The setup has a problem that was barely covered in the animated version but is amplified here. Both emphasize a progressive, feminist view of the central character. However, where the animated version focused on a female choosing her own path despite the rules of law, the live action version jumbles that theme by juxtaposing it with ideas of honor and loyalty. This Mulan is meant to push against conventional traditions, but she fights for an Emperor and for a country that maintain those rules. She breaks the law by being a woman and enlisting in the army, and yet she sides with the very establishment that oppresses her for being a woman. Sure, her being there likely saves her father’s life, but not once does she question the edict that prevents her from being her true self.
Seen in a different light, the clunkiness of the writing (Rick Jaffa, Amanda Silver, Elizabeth Martin, Lauren Hynek) and direction (Niki Caro) make it so that the villain has more of a sympathetic journey than anyone else. Bori Khan is supposed to be the evildoer, but we learn that his mission is based out of revenge. The Emperor stole his people’s land and killed his loved ones. Bori Khan turns to a powerful, shapeshifting witch (a shamefully underused Li Gong) to help clear his path to the Imperial City. There is enough backstory to Bori Khan for us to at least understand his perspective. We learn nothing of the Emperor other than he lives in a lavish palace and wears decorative clothes made of gold. Jet Li’s performance is directed to be stoic, almost passive – there is no personality to the Emperor that allow us to connect with him.
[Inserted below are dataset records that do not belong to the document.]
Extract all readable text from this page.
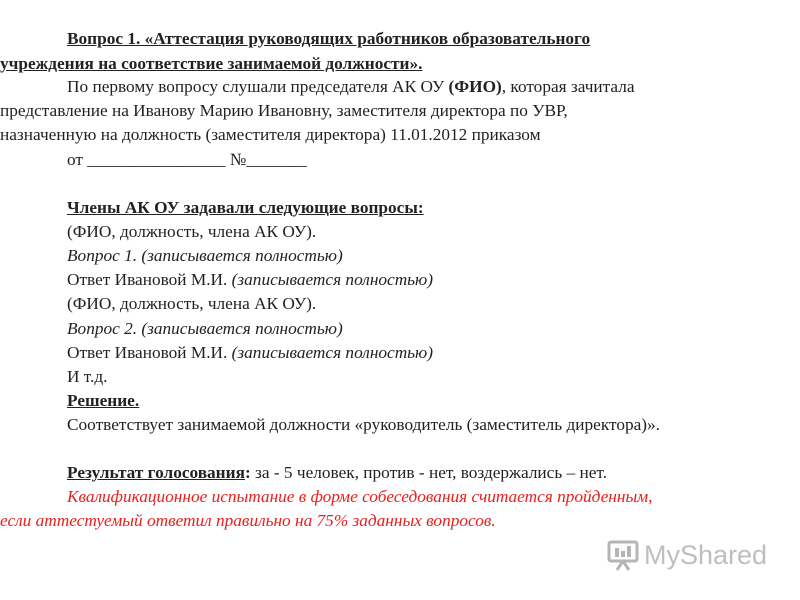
Вопрос 1. «Аттестация руководящих работников образовательного
учреждения на соответствие занимаемой должности».
По первому вопросу слушали председателя АК ОУ (ФИО), которая зачитала
представление на Иванову Марию Ивановну, заместителя директора по УВР,
назначенную на должность (заместителя директора) 11.01.2012 приказом
от ________________ №_______
Члены АК ОУ задавали следующие вопросы:
(ФИО, должность, члена АК ОУ).
Вопрос 1. (записывается полностью)
Ответ Ивановой М.И. (записывается полностью)
(ФИО, должность, члена АК ОУ).
Вопрос 2. (записывается полностью)
Ответ Ивановой М.И. (записывается полностью)
И т.д.
Решение.
Соответствует занимаемой должности «руководитель (заместитель директора)».
Результат голосования: за - 5 человек, против - нет, воздержались – нет.
Квалификационное испытание в форме собеседования считается пройденным,
если аттестуемый ответил правильно на 75% заданных вопросов.
MyShared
In terms of action, the choreography and special effects heavily borrow from Chinese martial arts/Wuxia films. But the cinematography and editing construct the action scenes like a modern American blockbuster, needlessly shooting people from waist up from multiple different angles and cutting between every punch and kick. The action is indecipherable, it has energy but lacks visual coherency. Action and fight scenes are often handled in the same way as a dance number, so why on Earth is it only partially shown? One of the most impressive things to watch is people performing difficult feats and making it look effortless. When the filmmaking gets in the way, it pulls the rug out of all the hard work that goes into the set pieces.
As an action/martial arts film with a female protagonist, Mulan pales in comparison to the hundreds (maybe even thousands) of Chinese produced counterparts. As a Disney movie, it severely lacks the charisma and magic associated with the company. It is pretty to look at, but that’s all it has to offer. Once we dig beneath the façade do we realize how shallow it actually is.